The Mayor of NYC or a Math Teacher?
She is a tall 5’1, with light brown hair that falls below her shoulders, she fashions light grey sneakers color coordinated with her light grey cardigan, and her usual jeans (in this case, black). She wears a pair of too-big glasses that sit comfortably on her smiling face. She has a reputation for being strict although many students don’t actually know who she is. As she walks through the hallway, she says hi to students that yell out her name, and talks to any teacher that happens to be walking her way.
Sitting at her desk under the fluorescent lighting of the first floor math classroom she explains that her life is not what she had expected. Ms. Cohen has been teaching at Frank Sinatra School of the Arts (FSSA) for 16 years. The fact that she has spent her life teaching math to 9th-12th graders is something she never expected.
“If you had told me 20 years ago that I was gonna be a math teacher, I would have been like on the floor laughing hysterically,” Ms. Cohen said.
Ms. Cohen explains though that her dream jobs were either to be the major of New York City or the manager of the Yankees. Unfortunately, as she points out, the mayor job requires a law degree, and the manager job would take a lot of coaxing because the Yankees have never had a female manager.
Married at 17, Ms. Cohen didn’t go to college right out of high school. When she was able to go back to school she thought that her teachers were explaining math in overly complicated ways. She ended up getting a math degree because she felt she definitely could do better.

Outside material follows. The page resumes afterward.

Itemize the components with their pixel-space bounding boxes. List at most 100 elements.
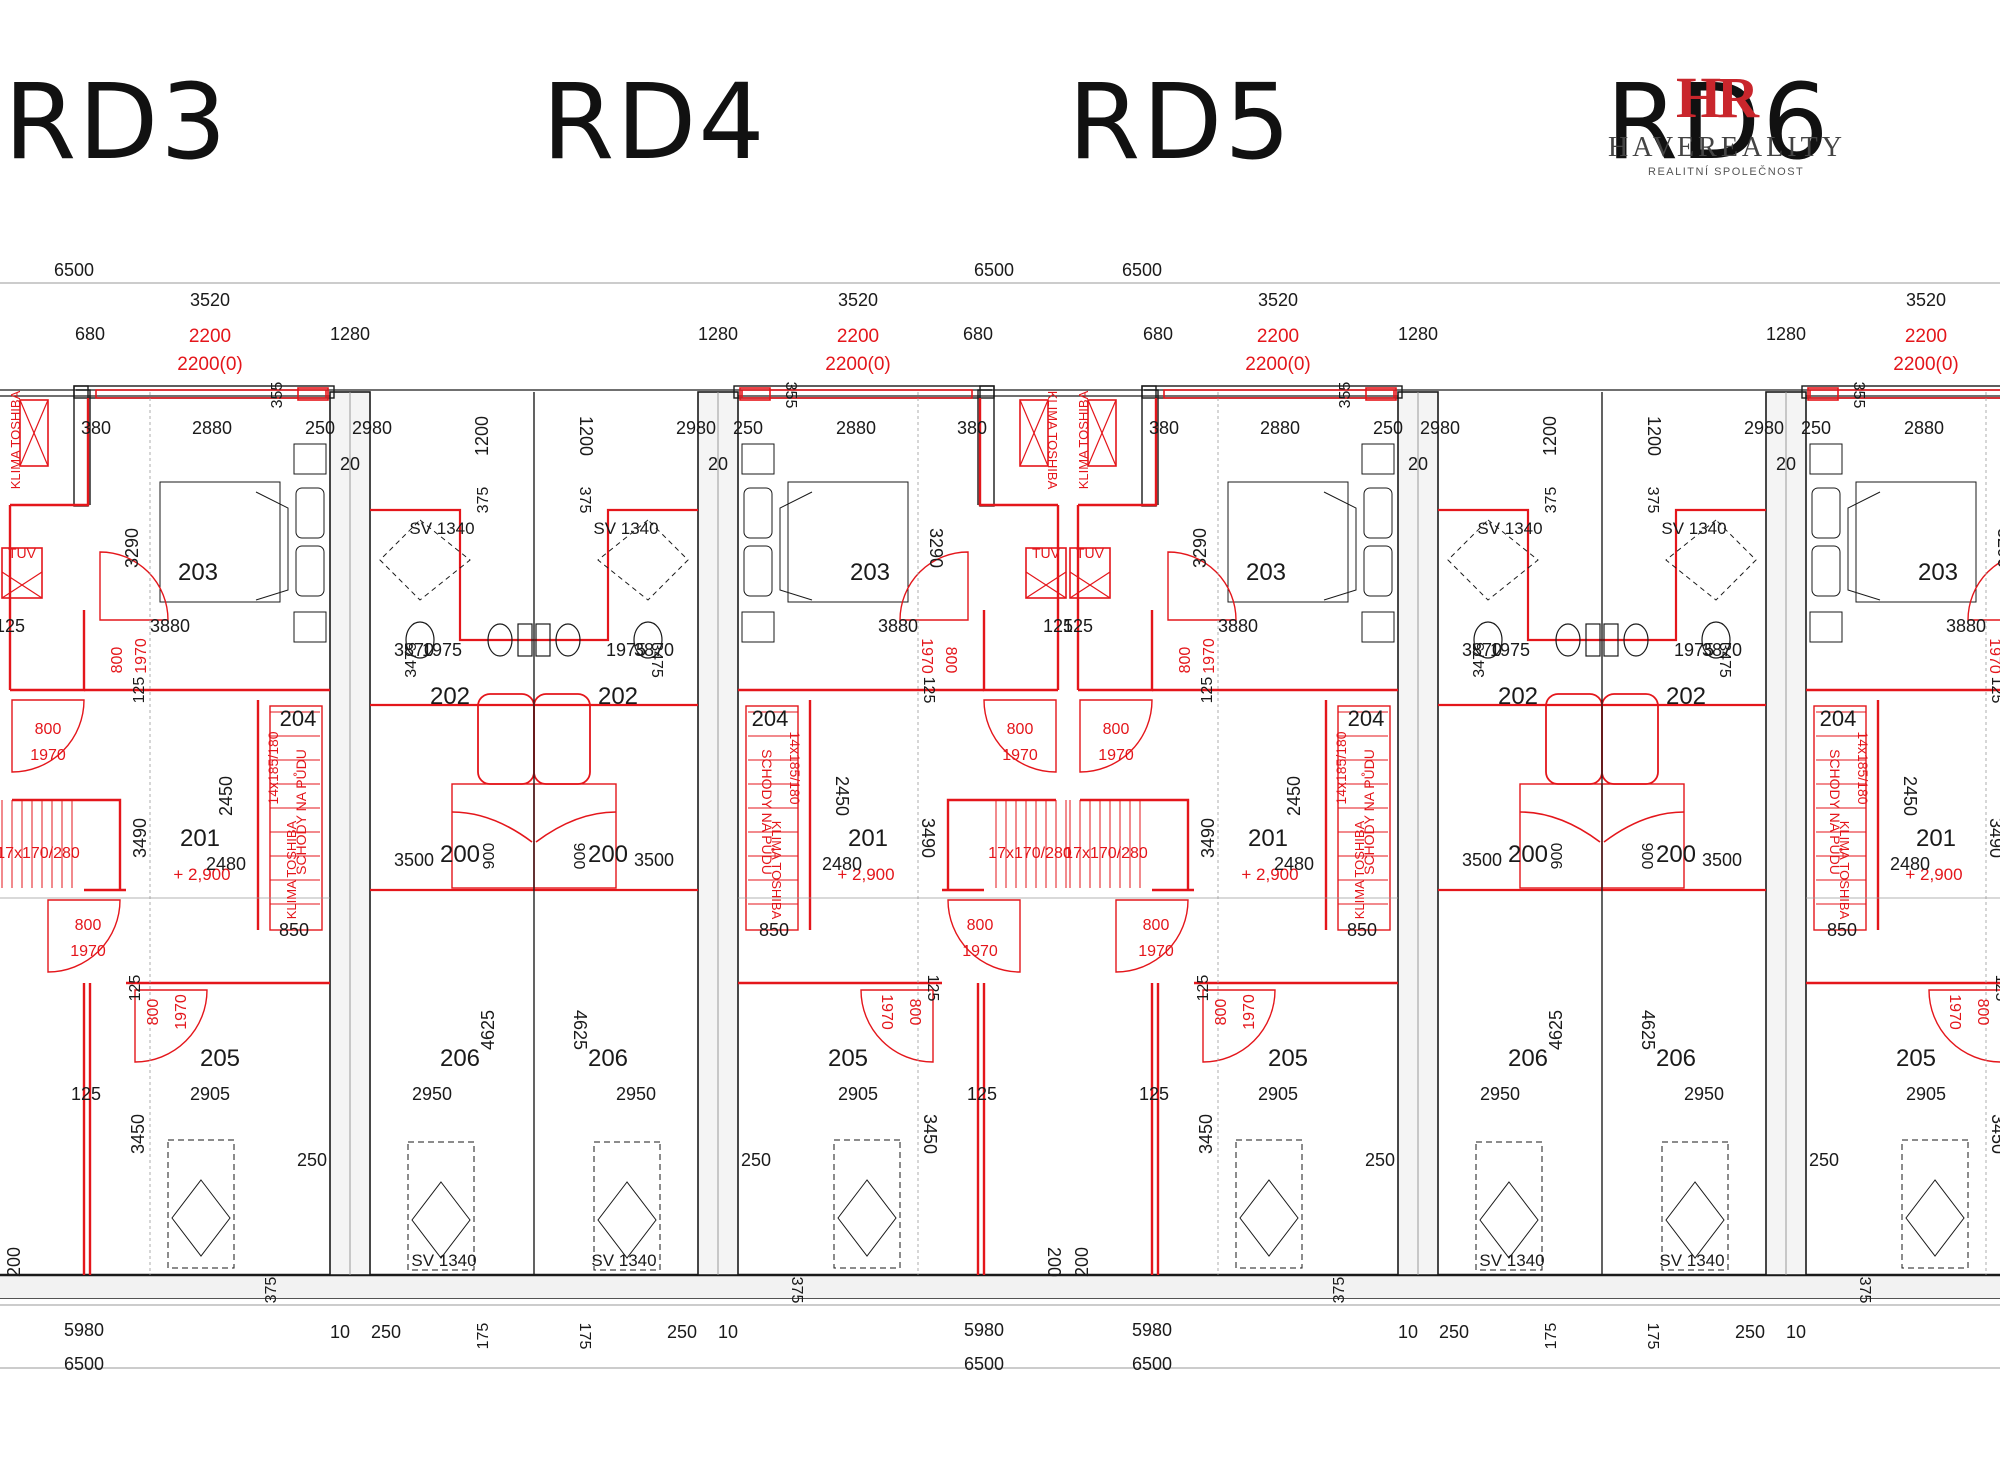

Ms. Cohen has worked at FSSA since the beginning and her own son graduated with the school’s first graduating class. However, she sometimes finds it difficult to work as an academic teacher at an arts high school.

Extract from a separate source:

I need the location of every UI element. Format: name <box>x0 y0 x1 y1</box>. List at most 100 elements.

Ms. Cohen gives an example of a former student who was giving her a lot of attitude and who was disruptive in class. She couldn’t get the student to listen to her, but when the drama teacher reprimanded him he backed down right away. This was because otherwise he would have lost his role in the musical. Ms. Cohen feels that she couldn’t do the same because she doesn’t have the same leverage.
Even though Ms. Cohen doesn’t feel that she has an artistic side she really enjoys the creativity of the Frank Sinatra students and even enjoys going to musical theater shows both inside of school and outside of school, in her free time. Ms. Cohen thinks the artistic kids at Frank Sinatra can be sensitive and dramatic, but also super open and interesting to talk to.

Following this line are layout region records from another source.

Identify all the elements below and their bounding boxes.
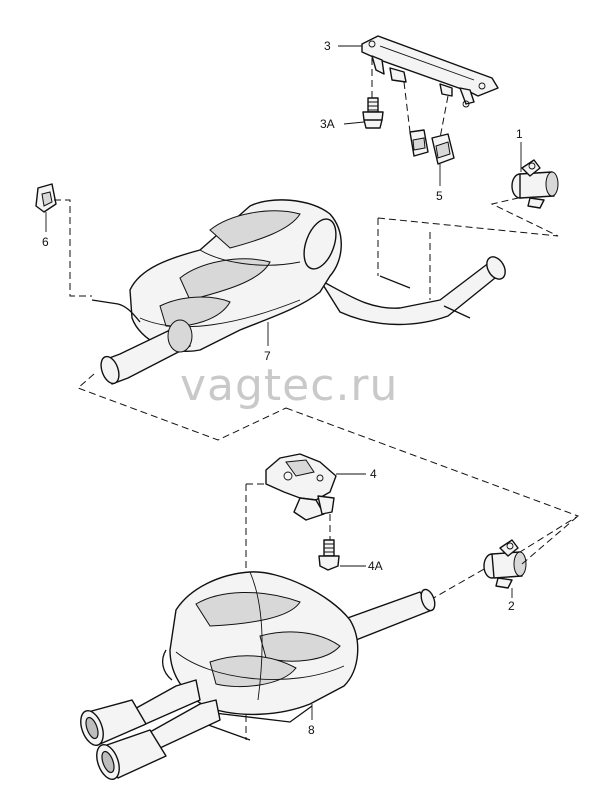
label-3: 3 [324, 39, 331, 53]
part-7-center-silencer [91, 199, 506, 385]
label-5: 5 [436, 189, 443, 203]
part-6-rubber-mount [35, 183, 57, 213]
part-4a-bolt [318, 539, 340, 571]
part-3a-bolt [362, 97, 384, 129]
label-8: 8 [308, 723, 315, 737]
part-5-rubber-mounts [409, 129, 455, 165]
label-6: 6 [42, 235, 49, 249]
part-2-clamp [483, 539, 527, 589]
label-4: 4 [370, 467, 377, 481]
part-8-rear-silencer [80, 571, 436, 780]
part-1-clamp [511, 159, 559, 209]
label-7: 7 [264, 349, 271, 363]
label-1: 1 [516, 127, 523, 141]
label-4a: 4A [368, 559, 383, 573]
part-4-rear-bracket [265, 453, 337, 521]
watermark: vagtec.ru [180, 360, 398, 411]
label-3a: 3A [320, 117, 335, 131]
part-3-bracket [361, 35, 499, 108]
label-2: 2 [508, 599, 515, 613]
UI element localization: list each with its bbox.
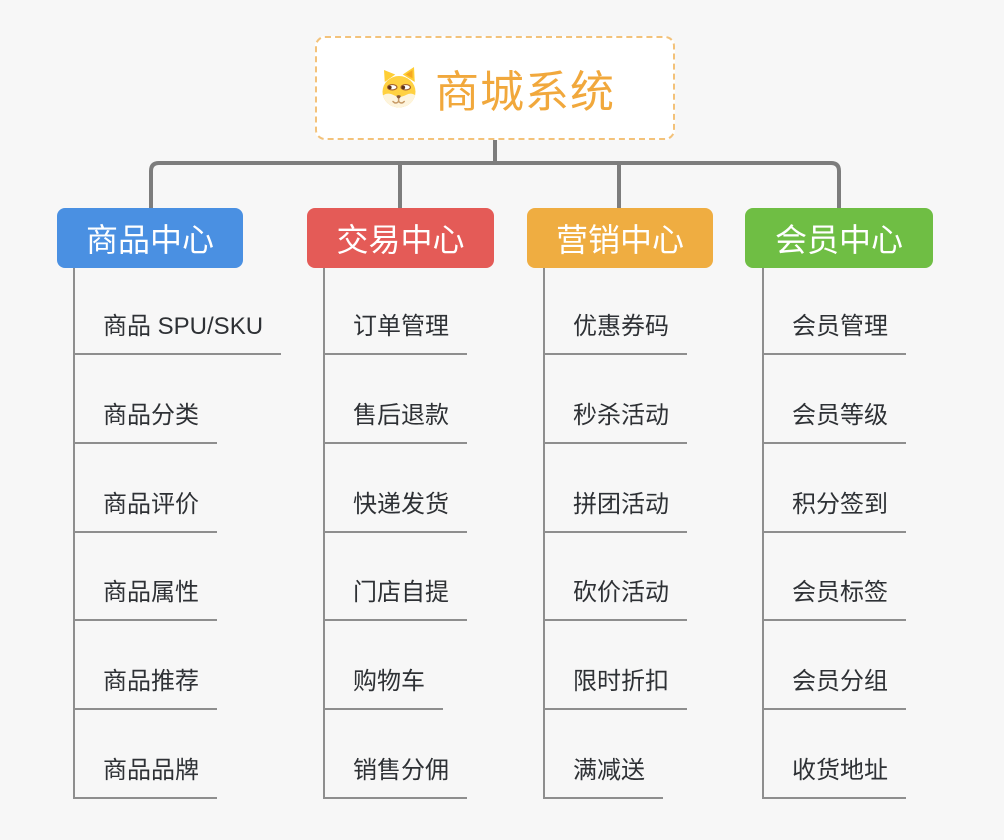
branch-node-trade-center[interactable]: 交易中心 [307, 208, 494, 268]
branch-item-3-1[interactable]: 会员等级 [762, 399, 906, 444]
branch-item-0-4[interactable]: 商品推荐 [73, 665, 217, 710]
branch-item-1-5[interactable]: 销售分佣 [323, 754, 467, 799]
branch-node-member-center[interactable]: 会员中心 [745, 208, 933, 268]
branch-node-product-center[interactable]: 商品中心 [57, 208, 243, 268]
dog-face-icon [375, 65, 423, 111]
branch-item-1-2[interactable]: 快递发货 [323, 488, 467, 533]
branch-item-0-0[interactable]: 商品 SPU/SKU [73, 310, 282, 355]
branch-item-3-5[interactable]: 收货地址 [762, 754, 906, 799]
branch-item-2-5[interactable]: 满减送 [543, 754, 663, 799]
branch-item-2-3[interactable]: 砍价活动 [543, 576, 687, 621]
branch-item-3-4[interactable]: 会员分组 [762, 665, 906, 710]
branch-item-1-3[interactable]: 门店自提 [323, 576, 467, 621]
branch-item-3-0[interactable]: 会员管理 [762, 310, 906, 355]
branch-item-2-4[interactable]: 限时折扣 [543, 665, 687, 710]
branch-item-0-2[interactable]: 商品评价 [73, 488, 217, 533]
branch-item-2-1[interactable]: 秒杀活动 [543, 399, 687, 444]
branch-item-2-2[interactable]: 拼团活动 [543, 488, 687, 533]
root-node[interactable]: 商城系统 [315, 36, 675, 140]
branch-item-1-1[interactable]: 售后退款 [323, 399, 467, 444]
branch-item-1-4[interactable]: 购物车 [323, 665, 443, 710]
branch-item-3-2[interactable]: 积分签到 [762, 488, 906, 533]
branch-item-0-5[interactable]: 商品品牌 [73, 754, 217, 799]
branch-item-0-1[interactable]: 商品分类 [73, 399, 217, 444]
branch-item-0-3[interactable]: 商品属性 [73, 576, 217, 621]
root-node-title: 商城系统 [435, 68, 615, 117]
branch-item-3-3[interactable]: 会员标签 [762, 576, 906, 621]
branch-item-2-0[interactable]: 优惠券码 [543, 310, 687, 355]
branch-item-1-0[interactable]: 订单管理 [323, 310, 467, 355]
branch-node-marketing-center[interactable]: 营销中心 [527, 208, 713, 268]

“They are much more open about stuff, I don’t want to say shy because there are a lot of shy kids in this school, but it’s sort of like, some of the crazy things I talk about with students in this school, I can’t imagine talking about with non art kids, you know? It’s just a different kind of personality, where they are just much more open to whatever,” she adds.
Although Ms. Cohen’s life might not be as she had expected and she doesn’t have the power that the mayor of NYC does, the life of a high school math teacher seems to suit her well.
She loves the thrill of teaching students something new, and for her nothing can beat the feeling of being able get a student who hates math to finally understand it and sometimes even love it.